Subprime lender NovaStar Financial Inc. will cut 17 percent of its workforce, laying off 350 workers at its Kansas City, Mo., headquarters, and at operations centers in California and Ohio.
The job cuts, to be completed by the second quarter, target NovaStar’s wholesale loan originations and do not affect loan servicing, the company said. The layoffs are expected to cost the company up to $3.1 million this quarter but reduce long-term costs.
In their annual report to shareholders, NovaStar executives said performance of its 2006 loans had dropped to “unacceptable levels,” blaming the downturn in the housing market and the company’s own underwriting guidelines and tolerance for inflated appraisals. The company reported profits declined from $132.5 million in 2005 to $66.3 million in 2006.
NovaStar has been subject to increased repurchase demands as a result of borrower fraud and early payment defaults, the company said. The lender said it was tightening underwriting guidelines, stepping up its review of appraisals, and working to identify loans with unacceptable levels of risk.
“While we have taken steps to enhance our underwriting policies and procedures, there can be no assurance that these steps will be effective,” the company said. Those steps were also expected to reduce NovaStar’s loan origination and purchase volumes.

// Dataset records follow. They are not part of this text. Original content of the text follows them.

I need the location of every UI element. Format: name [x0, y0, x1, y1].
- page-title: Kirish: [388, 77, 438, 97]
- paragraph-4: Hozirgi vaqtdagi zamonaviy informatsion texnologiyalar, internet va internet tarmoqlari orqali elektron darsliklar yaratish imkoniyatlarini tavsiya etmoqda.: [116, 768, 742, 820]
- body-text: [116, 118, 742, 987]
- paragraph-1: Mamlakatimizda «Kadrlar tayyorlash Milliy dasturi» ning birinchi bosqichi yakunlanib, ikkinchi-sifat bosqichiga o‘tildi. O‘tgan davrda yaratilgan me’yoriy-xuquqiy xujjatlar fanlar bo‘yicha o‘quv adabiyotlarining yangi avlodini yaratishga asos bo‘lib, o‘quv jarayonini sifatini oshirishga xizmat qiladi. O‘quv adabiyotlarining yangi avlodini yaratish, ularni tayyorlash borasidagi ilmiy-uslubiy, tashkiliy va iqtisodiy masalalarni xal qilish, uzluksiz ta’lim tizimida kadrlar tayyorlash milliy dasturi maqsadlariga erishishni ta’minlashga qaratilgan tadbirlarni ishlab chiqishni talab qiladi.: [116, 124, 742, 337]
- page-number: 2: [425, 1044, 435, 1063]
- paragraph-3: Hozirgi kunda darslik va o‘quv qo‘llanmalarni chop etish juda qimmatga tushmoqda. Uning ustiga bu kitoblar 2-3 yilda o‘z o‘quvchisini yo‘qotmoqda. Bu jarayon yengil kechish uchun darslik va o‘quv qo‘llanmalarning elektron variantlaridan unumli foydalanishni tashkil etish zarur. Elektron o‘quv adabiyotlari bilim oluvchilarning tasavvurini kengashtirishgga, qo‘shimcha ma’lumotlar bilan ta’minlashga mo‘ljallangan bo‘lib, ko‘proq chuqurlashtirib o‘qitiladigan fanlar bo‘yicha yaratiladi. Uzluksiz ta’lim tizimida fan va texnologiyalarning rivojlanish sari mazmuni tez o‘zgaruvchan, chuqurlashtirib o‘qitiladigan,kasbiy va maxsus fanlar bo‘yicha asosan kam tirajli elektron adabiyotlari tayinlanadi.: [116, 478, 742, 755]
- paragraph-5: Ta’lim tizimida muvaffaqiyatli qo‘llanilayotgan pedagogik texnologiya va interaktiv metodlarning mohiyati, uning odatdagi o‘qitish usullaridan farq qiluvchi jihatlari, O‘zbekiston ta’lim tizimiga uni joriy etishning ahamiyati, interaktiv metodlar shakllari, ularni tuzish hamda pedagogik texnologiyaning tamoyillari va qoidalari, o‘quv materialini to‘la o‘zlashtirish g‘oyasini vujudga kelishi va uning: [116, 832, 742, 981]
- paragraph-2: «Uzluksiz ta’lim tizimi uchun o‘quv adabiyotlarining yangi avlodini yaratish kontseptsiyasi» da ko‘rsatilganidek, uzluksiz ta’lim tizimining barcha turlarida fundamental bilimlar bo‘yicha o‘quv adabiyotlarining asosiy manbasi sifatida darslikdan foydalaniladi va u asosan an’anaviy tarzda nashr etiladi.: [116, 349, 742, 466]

Most of NovaStar’s loan production is securitized and sold to Wall Street investors, who have the right to demand that the lender repurchase loans with defects in the loan origination process, such as misrepresentations by borrowers or loan officers. At the end of 2006, the outstanding balance of loans NovaStar had sold loans that were subject to such demands was $12.6 billion.

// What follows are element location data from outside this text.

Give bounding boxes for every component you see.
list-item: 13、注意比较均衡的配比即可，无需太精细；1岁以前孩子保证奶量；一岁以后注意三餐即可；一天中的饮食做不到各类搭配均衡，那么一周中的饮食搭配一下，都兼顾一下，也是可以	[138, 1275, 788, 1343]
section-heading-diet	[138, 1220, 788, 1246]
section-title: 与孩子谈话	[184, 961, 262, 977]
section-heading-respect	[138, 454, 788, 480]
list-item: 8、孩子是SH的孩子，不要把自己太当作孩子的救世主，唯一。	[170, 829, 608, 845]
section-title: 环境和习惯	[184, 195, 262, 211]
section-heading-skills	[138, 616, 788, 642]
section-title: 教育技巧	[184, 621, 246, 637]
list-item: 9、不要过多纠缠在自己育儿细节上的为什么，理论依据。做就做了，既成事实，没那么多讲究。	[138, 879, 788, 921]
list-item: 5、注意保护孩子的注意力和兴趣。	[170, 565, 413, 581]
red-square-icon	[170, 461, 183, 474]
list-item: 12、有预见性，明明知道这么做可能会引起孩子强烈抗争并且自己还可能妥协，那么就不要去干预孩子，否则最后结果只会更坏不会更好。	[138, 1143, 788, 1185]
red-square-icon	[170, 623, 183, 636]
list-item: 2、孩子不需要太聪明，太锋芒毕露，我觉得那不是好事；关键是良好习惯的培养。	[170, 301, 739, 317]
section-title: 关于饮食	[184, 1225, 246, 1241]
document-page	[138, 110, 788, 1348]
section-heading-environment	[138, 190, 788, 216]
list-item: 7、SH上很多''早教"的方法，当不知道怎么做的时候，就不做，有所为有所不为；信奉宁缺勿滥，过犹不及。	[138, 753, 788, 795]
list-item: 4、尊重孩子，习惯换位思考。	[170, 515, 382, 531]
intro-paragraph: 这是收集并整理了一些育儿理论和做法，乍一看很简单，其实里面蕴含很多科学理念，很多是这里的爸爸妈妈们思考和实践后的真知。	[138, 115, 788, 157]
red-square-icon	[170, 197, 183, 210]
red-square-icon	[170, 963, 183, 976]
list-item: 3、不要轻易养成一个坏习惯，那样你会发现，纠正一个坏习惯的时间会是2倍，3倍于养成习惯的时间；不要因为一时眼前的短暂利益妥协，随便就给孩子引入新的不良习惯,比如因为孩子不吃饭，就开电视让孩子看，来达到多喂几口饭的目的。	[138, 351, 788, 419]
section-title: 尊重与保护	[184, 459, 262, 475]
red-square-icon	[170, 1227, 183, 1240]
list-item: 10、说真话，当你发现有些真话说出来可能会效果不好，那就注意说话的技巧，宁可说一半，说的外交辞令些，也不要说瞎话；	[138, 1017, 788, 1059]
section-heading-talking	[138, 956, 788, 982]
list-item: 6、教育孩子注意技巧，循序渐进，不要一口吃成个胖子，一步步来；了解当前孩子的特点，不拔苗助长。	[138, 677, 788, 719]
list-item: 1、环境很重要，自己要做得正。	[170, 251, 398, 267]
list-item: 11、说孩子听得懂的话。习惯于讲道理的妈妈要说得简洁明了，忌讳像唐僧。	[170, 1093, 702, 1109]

NovaStar also sold $2.2 billion in loans to third parties in 2006 that were subject to repurchase demands, up from $1.1 billion in 2005. NovaStar paid $21.3 million to repurchase loans sold to third parties in 2006, compared with $2.3 million in 2005. The company maintained reserves of $24.8 million at the end of the year for loan buybacks.

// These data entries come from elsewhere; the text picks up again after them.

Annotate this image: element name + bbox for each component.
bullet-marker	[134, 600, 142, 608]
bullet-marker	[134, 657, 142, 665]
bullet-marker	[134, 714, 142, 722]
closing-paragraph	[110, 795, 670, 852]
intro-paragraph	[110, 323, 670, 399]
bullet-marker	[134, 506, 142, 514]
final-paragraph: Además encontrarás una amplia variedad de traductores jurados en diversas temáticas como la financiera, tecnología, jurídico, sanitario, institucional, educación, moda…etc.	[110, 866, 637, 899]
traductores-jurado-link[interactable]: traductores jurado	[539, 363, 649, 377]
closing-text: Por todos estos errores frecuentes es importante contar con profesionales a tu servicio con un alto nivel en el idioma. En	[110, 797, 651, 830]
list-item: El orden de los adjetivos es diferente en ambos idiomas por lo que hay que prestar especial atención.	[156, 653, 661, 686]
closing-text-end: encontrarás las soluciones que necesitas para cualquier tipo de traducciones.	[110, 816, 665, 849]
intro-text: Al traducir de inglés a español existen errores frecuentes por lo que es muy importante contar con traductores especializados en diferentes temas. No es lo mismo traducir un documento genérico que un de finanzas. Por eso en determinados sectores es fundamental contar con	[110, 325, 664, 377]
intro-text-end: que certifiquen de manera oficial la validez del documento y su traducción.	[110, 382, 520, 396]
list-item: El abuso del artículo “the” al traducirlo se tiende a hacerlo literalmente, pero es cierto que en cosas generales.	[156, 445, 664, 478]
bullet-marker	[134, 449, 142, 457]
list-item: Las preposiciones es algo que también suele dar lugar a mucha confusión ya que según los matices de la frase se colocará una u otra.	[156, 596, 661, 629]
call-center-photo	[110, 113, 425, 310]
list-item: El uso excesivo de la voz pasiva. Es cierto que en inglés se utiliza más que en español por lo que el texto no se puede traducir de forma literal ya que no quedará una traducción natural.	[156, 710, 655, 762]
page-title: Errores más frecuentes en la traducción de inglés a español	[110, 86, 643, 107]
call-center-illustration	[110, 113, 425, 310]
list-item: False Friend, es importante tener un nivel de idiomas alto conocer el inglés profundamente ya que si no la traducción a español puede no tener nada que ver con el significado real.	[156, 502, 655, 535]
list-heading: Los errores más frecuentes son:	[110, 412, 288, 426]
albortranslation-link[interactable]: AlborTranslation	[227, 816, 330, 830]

Cash-out refinance loans made up about 65 percent of NovaStar’s loan production in 2006, the company said, a business that suffers when interest rates rise and home prices decline, the company warned investors.
NovaStar originated and purchased 62,747 nonconforming loans in 2006 totaling $11.2 billion, up from $9.3 billion in 2005. The average loan-to-value ratio was 82 percent, the average FICO score was 633, and 62 percent included prepayment penalties.
The $1.4 billion in interest-only loans originated in 2006 accounted for 13 percent of the lender’s total originations. Those loans allow borrowers to put off paying principal for two, three or 10 years. The likelihood that NovaStar will incur a loss on such loans increases in a declining real estate market, the company said.
Some 12 percent of NovaStar’s total originations were pay-option ARMs or negative-amortization loans, with rates that begin adjusting after one to three months. Borrowers can avoid paying the full interest payment for at least one year. NovaStar said its underwriting standards include a requirement that borrowers be able to pay the loans back at the fully indexed rate.
Friday’s announcement of job cuts came the same week the company announced bonuses for top executives.
CEO Scott F. Hartman and President and Chief Operating Officer W. Lance Anderson were each compensated $1.6 million in 2006, including $474,534 in bonuses and stock options and awards valued at $442,605. David A. Pazgan, chief executive officer of subsidiary NovaStar Mortgage, was paid $1.05 million, including a $300,000 bonus and stock options and awards valued at $348,171.
In addition, seven executives were granted options to buy 492,204 shares of stock at $4.18 per share. The stock was trading Monday afternoon near its $5.90 Friday closing price.